I too feel that MA is invaluable to ALL members, even if it doesn't focus solely on your narrow area of interest in the hobby.
The magazine's physical presence has a psychological effect: With it sitting there on the coffee table or on your bench, you're more likely to pick it up and read it. Logically, more people are likely to be aware of the goings-on in the AMA. If you've got to actively surf to a website from month to month to get your AMA information, you're less likely to do it. Heck, you can't bring your computer with you when you go to "do your business" and that's where a good share of R/C magazine reading is done
I believe an analysis of the numbers was done here on RCU, and it turns out that the ACTUAL cost of the magazine is a measly $7 per member per year. This is cost to produce and mail the magazine, minus advertising revenue, then divided by the total open membership of the AMA. I'll tell you right now from experience, our club of 100 can't publish a 6-page, 6-issue newsletter for $7 per member per year. With the AMA newsletter material taking up 40+ pages in every MA issue, and spanning 12 issues per year, there is no way the AMA could publish it for less than $7 per year.

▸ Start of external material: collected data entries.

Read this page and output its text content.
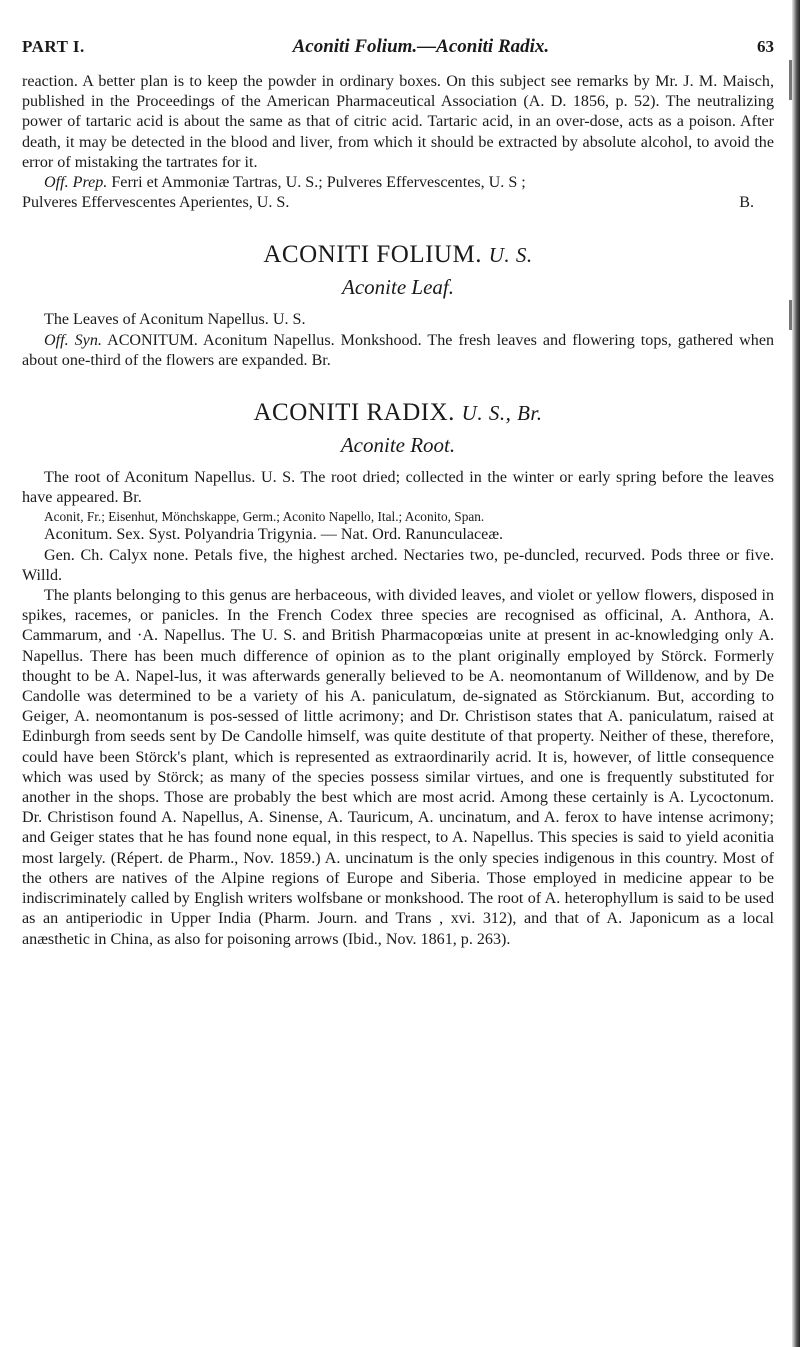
PART I.	Aconiti Folium.—Aconiti Radix.	63

reaction. A better plan is to keep the powder in ordinary boxes. On this subject see remarks by Mr. J. M. Maisch, published in the Proceedings of the American Pharmaceutical Association (A. D. 1856, p. 52). The neutralizing power of tartaric acid is about the same as that of citric acid. Tartaric acid, in an over-dose, acts as a poison. After death, it may be detected in the blood and liver, from which it should be extracted by absolute alcohol, to avoid the error of mistaking the tartrates for it.

Off. Prep. Ferri et Ammoniæ Tartras, U. S.; Pulveres Effervescentes, U. S ;

Pulveres Effervescentes Aperientes, U. S.	B.

ACONITI FOLIUM. U. S.
Aconite Leaf.

The Leaves of Aconitum Napellus. U. S.

Off. Syn. ACONITUM. Aconitum Napellus. Monkshood. The fresh leaves and flowering tops, gathered when about one-third of the flowers are expanded. Br.

ACONITI RADIX. U. S., Br.
Aconite Root.

The root of Aconitum Napellus. U. S. The root dried; collected in the winter or early spring before the leaves have appeared. Br.

Aconit, Fr.; Eisenhut, Mönchskappe, Germ.; Aconito Napello, Ital.; Aconito, Span.

Aconitum. Sex. Syst. Polyandria Trigynia. — Nat. Ord. Ranunculaceæ.

Gen. Ch. Calyx none. Petals five, the highest arched. Nectaries two, pe-duncled, recurved. Pods three or five. Willd.

The plants belonging to this genus are herbaceous, with divided leaves, and violet or yellow flowers, disposed in spikes, racemes, or panicles. In the French Codex three species are recognised as officinal, A. Anthora, A. Cammarum, and ·A. Napellus. The U. S. and British Pharmacopœias unite at present in ac-knowledging only A. Napellus. There has been much difference of opinion as to the plant originally employed by Störck. Formerly thought to be A. Napel-lus, it was afterwards generally believed to be A. neomontanum of Willdenow, and by De Candolle was determined to be a variety of his A. paniculatum, de-signated as Störckianum. But, according to Geiger, A. neomontanum is pos-sessed of little acrimony; and Dr. Christison states that A. paniculatum, raised at Edinburgh from seeds sent by De Candolle himself, was quite destitute of that property. Neither of these, therefore, could have been Störck's plant, which is represented as extraordinarily acrid. It is, however, of little consequence which was used by Störck; as many of the species possess similar virtues, and one is frequently substituted for another in the shops. Those are probably the best which are most acrid. Among these certainly is A. Lycoctonum. Dr. Christison found A. Napellus, A. Sinense, A. Tauricum, A. uncinatum, and A. ferox to have intense acrimony; and Geiger states that he has found none equal, in this respect, to A. Napellus. This species is said to yield aconitia most largely. (Répert. de Pharm., Nov. 1859.) A. uncinatum is the only species indigenous in this country. Most of the others are natives of the Alpine regions of Europe and Siberia. Those employed in medicine appear to be indiscriminately called by English writers wolfsbane or monkshood. The root of A. heterophyllum is said to be used as an antiperiodic in Upper India (Pharm. Journ. and Trans , xvi. 312), and that of A. Japonicum as a local anæsthetic in China, as also for poisoning arrows (Ibid., Nov. 1861, p. 263).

Now, nobody has investigated whether the IRS would consider a "virtual" newsletter satisfactory for fulfiling the requirements to be a not-for-profit organization. Since the laws were almost certainly written before the Internet, I highly doubt that there is a provision for online newsletters. Their definition of "publish" almost certainly involves paper.
Frankly, I think if we got rid of the glossy magazine, and with it all the advertising revenue, AMA dues would probably go up in the end. Like it or hate it, MA is probably the most effective and fiscally responsible means by which they can disseminate knowledge, and maintain status as a not-for-profit organization.